Auf seine Worte hin bildet sich ein dicker Kloß in meinem Hals, deshalb nicke ich nur und wir steigen gemeinsam aus.

Ein paar Minuten später stehen wir vor der Lichtschranke und einem blassen Mädchen gegenüber. Ihr Haar ist unordentlich aus dem herzförmigen Gesicht gekämmt. Ihre dunklen Augen wirken verschlossen und alles andere als glücklich, als sie zuerst mich und dann Marc mustert.

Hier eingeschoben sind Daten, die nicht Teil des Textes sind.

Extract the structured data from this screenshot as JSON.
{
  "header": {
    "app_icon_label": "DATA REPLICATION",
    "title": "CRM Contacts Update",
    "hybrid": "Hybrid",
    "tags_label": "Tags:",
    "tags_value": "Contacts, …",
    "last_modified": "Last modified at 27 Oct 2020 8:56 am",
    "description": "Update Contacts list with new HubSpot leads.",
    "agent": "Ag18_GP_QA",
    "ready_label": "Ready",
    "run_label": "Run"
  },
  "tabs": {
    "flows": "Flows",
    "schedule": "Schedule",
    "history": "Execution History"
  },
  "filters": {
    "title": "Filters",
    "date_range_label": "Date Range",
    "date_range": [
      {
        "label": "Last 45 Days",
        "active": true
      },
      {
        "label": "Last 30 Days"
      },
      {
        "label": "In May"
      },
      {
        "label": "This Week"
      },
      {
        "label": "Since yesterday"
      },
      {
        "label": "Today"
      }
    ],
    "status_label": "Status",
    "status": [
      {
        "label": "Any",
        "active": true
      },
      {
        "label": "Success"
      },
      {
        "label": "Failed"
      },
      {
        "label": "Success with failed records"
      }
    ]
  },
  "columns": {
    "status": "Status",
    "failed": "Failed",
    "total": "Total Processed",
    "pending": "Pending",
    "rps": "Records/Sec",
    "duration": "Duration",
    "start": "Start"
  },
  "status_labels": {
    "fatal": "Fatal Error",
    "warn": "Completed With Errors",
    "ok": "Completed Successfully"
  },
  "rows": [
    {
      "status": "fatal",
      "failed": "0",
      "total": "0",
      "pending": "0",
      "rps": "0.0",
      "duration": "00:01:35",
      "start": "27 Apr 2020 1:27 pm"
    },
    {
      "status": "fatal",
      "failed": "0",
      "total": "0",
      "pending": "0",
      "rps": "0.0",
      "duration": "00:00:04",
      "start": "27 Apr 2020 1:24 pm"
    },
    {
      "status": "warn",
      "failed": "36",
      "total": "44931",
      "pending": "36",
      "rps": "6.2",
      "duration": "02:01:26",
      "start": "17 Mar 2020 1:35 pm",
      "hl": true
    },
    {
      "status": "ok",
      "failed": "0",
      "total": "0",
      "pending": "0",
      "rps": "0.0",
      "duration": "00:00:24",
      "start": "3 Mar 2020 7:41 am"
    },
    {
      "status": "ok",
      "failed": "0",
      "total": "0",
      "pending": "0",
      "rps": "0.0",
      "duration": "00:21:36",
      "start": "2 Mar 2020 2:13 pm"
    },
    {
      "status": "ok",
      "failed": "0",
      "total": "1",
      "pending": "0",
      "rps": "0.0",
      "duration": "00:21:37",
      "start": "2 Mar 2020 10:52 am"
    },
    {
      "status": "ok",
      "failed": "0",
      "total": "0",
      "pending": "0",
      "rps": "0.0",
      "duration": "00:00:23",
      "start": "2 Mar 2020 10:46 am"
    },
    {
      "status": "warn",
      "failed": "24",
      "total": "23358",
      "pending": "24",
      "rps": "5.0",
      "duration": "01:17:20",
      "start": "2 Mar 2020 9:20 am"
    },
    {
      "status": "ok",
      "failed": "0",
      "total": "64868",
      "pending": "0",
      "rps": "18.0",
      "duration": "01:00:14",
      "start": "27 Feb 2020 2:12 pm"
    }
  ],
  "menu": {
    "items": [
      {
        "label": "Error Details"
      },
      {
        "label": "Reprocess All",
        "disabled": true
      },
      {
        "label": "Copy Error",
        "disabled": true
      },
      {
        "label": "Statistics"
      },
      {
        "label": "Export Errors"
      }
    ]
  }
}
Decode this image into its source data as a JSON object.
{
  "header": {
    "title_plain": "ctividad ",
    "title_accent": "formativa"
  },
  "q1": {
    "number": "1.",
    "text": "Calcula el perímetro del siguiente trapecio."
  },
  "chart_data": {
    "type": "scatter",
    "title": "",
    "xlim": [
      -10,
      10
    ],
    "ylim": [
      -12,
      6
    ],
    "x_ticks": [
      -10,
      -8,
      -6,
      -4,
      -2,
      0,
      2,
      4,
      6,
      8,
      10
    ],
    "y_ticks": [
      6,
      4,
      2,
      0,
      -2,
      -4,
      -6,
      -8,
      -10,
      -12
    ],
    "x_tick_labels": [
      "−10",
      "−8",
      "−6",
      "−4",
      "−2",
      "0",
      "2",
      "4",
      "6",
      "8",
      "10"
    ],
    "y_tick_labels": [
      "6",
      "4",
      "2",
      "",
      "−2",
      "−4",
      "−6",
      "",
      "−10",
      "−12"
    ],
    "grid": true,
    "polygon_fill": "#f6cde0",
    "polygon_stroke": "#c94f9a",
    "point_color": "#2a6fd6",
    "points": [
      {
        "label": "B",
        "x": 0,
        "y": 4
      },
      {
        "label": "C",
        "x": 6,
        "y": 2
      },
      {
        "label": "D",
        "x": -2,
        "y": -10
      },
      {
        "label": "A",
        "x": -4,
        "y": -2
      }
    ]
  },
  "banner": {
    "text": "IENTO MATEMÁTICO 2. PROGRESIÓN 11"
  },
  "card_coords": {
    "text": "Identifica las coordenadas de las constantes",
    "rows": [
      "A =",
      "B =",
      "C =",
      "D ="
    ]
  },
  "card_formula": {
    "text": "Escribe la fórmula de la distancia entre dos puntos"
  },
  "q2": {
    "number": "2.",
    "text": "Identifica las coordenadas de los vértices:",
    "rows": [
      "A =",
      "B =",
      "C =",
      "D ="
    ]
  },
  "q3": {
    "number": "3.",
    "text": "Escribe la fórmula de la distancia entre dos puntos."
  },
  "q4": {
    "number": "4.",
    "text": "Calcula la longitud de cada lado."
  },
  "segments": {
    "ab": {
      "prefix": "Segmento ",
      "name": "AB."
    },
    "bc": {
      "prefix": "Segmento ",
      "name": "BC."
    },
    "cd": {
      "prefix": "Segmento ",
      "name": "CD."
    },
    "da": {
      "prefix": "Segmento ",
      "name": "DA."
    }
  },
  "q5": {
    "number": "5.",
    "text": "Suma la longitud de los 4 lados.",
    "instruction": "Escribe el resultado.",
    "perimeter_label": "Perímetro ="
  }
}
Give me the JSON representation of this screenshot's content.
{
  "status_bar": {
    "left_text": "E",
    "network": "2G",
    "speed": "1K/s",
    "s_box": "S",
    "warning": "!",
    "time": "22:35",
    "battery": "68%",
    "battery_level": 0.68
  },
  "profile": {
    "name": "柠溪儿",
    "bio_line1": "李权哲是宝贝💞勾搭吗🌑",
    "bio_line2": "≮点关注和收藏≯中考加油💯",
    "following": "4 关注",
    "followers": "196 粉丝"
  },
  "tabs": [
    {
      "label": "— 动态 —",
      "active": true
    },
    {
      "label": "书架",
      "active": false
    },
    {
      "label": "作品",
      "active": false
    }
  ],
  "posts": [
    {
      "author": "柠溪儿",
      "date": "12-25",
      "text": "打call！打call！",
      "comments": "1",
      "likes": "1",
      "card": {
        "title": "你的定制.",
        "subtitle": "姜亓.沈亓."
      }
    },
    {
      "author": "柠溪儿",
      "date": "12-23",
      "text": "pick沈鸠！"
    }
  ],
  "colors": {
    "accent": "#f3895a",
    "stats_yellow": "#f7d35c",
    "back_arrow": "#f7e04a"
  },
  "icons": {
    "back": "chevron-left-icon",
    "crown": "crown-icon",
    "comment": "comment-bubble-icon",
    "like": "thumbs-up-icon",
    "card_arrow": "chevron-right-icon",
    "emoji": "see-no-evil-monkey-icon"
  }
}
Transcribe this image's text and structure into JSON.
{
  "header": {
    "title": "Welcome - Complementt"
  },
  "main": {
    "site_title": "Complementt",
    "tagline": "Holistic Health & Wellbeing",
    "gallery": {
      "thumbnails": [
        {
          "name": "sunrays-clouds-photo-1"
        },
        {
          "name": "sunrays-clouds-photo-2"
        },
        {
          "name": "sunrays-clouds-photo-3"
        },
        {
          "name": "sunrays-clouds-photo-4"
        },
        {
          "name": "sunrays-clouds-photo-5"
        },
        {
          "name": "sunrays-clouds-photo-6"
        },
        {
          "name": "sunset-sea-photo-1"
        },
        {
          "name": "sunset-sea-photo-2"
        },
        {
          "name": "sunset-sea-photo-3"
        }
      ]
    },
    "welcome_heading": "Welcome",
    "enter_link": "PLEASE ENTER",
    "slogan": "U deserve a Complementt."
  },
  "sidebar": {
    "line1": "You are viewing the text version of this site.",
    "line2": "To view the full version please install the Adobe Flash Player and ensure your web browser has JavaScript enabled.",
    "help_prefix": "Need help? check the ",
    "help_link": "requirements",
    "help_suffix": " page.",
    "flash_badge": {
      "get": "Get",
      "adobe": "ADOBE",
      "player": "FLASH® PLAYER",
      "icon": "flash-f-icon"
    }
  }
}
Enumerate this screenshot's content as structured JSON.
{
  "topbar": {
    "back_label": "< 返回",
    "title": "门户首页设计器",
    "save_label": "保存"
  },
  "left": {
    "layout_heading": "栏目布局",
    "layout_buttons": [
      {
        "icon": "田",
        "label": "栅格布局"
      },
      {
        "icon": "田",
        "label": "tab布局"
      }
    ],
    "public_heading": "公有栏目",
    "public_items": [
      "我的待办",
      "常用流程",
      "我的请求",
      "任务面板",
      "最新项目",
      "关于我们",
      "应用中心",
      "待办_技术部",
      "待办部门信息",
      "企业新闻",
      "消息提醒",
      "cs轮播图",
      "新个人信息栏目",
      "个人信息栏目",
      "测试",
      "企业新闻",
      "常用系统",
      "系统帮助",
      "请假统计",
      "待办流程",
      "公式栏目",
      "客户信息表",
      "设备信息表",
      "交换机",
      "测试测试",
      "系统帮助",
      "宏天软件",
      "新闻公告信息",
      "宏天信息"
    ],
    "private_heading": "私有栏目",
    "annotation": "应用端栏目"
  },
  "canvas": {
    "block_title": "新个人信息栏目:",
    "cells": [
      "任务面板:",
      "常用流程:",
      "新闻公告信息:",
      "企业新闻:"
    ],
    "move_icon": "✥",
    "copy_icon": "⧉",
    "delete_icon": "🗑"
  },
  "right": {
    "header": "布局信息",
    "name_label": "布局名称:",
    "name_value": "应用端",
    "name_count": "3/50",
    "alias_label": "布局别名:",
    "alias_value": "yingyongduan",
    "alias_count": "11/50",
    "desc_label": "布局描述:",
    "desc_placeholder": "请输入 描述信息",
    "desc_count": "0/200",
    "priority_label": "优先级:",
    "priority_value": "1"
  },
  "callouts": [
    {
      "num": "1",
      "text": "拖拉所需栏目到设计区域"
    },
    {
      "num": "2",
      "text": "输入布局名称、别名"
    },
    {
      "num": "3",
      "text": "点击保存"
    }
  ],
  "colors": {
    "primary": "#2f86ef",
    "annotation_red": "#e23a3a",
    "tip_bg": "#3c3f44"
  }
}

»Guten Tag«, sagt sie. Ihre Stimme ist völlig emotionslos. »Ihr seid eingeladen worden von: Declan Stuart. Eure Besuchszeit beträgt vierundzwanzig Minuten. Räumlichkeiten, die ihr betreten dürft: Innenhof.«

»Was zur Hölle«, sprudelt es aus mir heraus. Ich werfe einen kurzen Blick zu Marc, der aussieht, als hätte er gerade einen Geist gesehen. Und ich glaube, das haben wir auch.

Das eigenartige Mädchen lässt sich jedenfalls nicht beirren. »Habt ihr Fragen?«

Marc runzelt die Stirn. »Wer bist du?«

»Eure Besuchszeit beginnt ab jetzt. Herzlich willkommen an der ehemaligen Sammelstelle der Ehrwürdigen, die sich heutzutage im Besitz der Familie Stuart befindet. Bitte fasst nichts an.«

»Sammelstelle für ... was?« Meine Hände ballen sich hilflos. »Wovon redest du?« Es fühlt sich falsch an, das arme Mädchen auszufragen. Es ist offensichtlich, dass sie unter einer Art Bann steht.

Sie lächelt schwach. »Ihr habt noch zweiundzwanzig Minuten.«

Ohne Vorwarnung vibriert der Köper des Mädchens. Erschrocken reißt sie die Augen auf und ihren Lippen entweicht ein stummer Schrei, als aus dem Nichts dichter Nebel überall aus ihrem Körper dringt und sie innerhalb weniger Sekunden vollständig umhüllt.

Augenblicklich zieht mich Marc in seine Arme und so sehe ich nicht, wie das Mädchen lautlos in der Luft verpufft.